To do this, we need to get a little creative. The forward direction of the camera should always return the same pivot point, no matter what the roll of the camera- this will make sure the image has a consistent visual no matter where the camera is pointed. with this knowledge, we know that all we need to do is get the rotation of the Y axis of the camera around it’s forward- but relative to what?
since the forward should be consistent, we can create a reference Y vector that is also consistent that we can compare the actual Y against. And to do that, we need to play around with cross products!
to get a consistent Y world Y for our camera, we’ll take the forward of the camera and cross it with the world up. no matter how the camera is rolled, this will return the same orthogonal vector between the camera forward and the world up, which will give us a right vector. we can then take the camera forward and this right vector, and cross them to get a consistent Y vector for the camera, no matter the roll. we can then put that vector into the camera’s local space, and get use arctangent2 with it’s X and Y components to get the roll angle we desire- we’ll negate is since we’re actually wanting to rotate in a way that counteracts the camera rotation
we can’t just add this to the UV’s like we had been, so we’ll need to re-adjust how we get the UVs. We’ll want to use a Rotate node, with a default pivot at (0.5, 0.5) and the screen space adjusted UVs as our input to get our rotated image. we’ll add our panning offset to the origin to get our pivot location, and rotate by the camera roll.
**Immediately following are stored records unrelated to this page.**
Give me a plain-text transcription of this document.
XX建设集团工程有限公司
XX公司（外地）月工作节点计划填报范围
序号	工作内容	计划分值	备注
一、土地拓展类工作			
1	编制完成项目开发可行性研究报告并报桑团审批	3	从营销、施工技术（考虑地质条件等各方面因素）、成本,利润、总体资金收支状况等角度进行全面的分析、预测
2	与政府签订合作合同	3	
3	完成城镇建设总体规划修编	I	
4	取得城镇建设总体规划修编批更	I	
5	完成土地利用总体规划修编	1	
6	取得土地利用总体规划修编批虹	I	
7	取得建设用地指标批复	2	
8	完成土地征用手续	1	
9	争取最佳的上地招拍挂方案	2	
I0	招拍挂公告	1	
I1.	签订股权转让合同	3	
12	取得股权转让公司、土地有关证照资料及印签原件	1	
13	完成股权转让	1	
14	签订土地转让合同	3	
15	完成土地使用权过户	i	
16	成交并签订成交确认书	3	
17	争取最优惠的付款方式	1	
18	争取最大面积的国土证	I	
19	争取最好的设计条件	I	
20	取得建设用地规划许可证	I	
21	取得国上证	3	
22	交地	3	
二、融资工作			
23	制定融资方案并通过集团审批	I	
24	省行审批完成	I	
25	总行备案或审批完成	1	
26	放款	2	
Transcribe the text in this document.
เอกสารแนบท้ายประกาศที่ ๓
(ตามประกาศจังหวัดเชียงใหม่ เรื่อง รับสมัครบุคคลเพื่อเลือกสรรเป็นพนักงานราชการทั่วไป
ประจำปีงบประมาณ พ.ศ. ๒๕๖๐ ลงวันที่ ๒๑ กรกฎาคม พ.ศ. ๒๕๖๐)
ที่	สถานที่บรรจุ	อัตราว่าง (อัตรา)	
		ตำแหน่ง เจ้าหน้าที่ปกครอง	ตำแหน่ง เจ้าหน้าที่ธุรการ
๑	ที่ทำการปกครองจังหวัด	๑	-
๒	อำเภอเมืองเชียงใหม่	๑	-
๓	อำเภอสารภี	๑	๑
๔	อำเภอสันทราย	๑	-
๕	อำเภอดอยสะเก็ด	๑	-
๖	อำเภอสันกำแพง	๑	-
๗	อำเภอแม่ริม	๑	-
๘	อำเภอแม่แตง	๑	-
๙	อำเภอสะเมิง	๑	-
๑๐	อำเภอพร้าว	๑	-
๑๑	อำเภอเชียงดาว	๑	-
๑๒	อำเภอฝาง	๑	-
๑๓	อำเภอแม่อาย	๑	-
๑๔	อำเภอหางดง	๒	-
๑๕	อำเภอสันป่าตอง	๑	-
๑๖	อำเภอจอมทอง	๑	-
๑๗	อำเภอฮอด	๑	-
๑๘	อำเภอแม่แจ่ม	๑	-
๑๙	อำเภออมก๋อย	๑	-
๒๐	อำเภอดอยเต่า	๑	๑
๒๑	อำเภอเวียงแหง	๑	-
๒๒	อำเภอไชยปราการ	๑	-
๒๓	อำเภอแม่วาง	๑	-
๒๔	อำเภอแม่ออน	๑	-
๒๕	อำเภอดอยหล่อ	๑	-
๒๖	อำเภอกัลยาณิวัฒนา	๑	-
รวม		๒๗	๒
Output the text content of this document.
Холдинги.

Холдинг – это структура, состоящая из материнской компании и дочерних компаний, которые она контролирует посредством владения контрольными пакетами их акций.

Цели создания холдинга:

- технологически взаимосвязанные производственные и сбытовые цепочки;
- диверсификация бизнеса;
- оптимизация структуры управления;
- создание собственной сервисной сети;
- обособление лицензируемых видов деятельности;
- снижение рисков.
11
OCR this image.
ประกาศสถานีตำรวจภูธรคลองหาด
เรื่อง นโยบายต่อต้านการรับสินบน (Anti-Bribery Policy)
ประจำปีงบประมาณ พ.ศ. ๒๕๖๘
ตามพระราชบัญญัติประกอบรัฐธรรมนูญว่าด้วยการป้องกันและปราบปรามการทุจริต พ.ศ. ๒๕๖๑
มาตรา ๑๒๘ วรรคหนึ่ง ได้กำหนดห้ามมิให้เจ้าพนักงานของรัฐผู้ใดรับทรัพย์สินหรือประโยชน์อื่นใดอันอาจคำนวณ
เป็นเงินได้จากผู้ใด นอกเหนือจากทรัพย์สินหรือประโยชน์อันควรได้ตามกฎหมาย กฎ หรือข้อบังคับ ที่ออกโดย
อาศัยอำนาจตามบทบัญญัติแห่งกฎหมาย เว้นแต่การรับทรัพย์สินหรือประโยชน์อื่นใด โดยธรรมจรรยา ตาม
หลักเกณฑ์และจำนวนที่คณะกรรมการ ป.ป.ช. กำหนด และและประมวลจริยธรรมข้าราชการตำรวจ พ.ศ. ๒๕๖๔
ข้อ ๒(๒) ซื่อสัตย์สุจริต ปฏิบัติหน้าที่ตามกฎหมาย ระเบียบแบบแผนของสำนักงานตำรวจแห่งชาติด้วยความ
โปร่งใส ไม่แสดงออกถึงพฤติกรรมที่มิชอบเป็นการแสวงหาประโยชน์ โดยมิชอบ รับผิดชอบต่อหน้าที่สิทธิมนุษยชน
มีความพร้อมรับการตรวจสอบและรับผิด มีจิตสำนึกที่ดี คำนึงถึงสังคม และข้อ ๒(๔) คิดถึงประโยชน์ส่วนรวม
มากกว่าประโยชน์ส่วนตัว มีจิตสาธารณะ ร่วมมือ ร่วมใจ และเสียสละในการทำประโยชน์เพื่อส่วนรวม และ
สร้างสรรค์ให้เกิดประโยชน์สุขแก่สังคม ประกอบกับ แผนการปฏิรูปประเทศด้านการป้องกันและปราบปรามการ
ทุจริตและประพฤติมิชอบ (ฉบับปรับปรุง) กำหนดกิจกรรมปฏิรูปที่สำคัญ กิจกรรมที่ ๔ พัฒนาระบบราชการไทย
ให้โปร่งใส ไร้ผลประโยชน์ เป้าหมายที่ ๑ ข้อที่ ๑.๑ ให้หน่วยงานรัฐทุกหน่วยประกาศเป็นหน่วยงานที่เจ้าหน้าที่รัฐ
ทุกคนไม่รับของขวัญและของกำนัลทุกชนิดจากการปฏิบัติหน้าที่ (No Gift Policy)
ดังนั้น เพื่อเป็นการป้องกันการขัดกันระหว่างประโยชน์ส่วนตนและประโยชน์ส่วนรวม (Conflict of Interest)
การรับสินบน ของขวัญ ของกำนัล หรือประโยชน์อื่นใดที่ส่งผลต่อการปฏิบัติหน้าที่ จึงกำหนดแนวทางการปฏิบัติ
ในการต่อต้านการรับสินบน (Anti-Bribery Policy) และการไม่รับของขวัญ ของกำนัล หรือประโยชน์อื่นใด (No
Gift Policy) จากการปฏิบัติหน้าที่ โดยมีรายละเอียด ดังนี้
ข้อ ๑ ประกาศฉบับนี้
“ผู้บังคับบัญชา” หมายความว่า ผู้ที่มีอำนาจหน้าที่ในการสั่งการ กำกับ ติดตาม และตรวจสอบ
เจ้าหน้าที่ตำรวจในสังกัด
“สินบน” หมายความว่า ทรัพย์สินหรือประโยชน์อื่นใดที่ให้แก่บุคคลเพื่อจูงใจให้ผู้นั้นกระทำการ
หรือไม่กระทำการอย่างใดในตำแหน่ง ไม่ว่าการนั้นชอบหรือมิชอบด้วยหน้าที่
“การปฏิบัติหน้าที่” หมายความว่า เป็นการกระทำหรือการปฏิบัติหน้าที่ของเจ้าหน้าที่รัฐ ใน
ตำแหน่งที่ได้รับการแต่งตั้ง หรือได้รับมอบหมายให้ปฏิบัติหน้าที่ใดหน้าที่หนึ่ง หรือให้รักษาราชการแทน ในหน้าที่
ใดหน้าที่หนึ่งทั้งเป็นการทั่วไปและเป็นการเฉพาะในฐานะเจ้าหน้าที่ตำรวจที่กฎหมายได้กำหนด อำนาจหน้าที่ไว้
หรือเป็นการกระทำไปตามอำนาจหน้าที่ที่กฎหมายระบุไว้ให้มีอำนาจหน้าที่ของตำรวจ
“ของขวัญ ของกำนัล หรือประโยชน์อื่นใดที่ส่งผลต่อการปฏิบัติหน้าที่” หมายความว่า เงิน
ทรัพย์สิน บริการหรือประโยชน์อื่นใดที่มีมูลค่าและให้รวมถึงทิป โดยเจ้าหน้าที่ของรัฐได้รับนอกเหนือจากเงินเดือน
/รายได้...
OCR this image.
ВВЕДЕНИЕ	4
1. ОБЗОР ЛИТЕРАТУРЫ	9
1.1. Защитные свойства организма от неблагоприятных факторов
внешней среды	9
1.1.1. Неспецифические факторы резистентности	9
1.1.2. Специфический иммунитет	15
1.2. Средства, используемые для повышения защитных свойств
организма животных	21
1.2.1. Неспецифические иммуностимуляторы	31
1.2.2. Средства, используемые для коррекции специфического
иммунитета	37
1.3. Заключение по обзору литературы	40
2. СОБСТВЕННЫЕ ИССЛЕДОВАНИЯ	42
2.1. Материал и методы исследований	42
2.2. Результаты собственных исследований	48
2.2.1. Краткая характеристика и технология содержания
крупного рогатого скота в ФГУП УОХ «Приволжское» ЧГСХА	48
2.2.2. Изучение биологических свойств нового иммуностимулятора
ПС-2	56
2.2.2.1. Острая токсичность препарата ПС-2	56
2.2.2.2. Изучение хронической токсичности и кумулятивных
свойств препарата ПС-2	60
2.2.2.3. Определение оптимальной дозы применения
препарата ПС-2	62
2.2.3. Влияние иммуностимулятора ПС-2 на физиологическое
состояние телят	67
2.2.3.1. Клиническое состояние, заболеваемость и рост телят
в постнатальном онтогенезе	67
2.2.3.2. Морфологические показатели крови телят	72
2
Then, we’ll use another Rotate node, centered at (0.0, 0.0) with our panning offset as the input and the roll as our rotation.
We’ll add the rotated offset to the rotated image, giving us our final base UVs before scaling and recentering
the final resulting graph should look something like this:
The resulting effect should look like this:
And that’s it! We’ve created a full fledged retro 2D skybox, perfect for your Doom or Starfox remake. Have fun!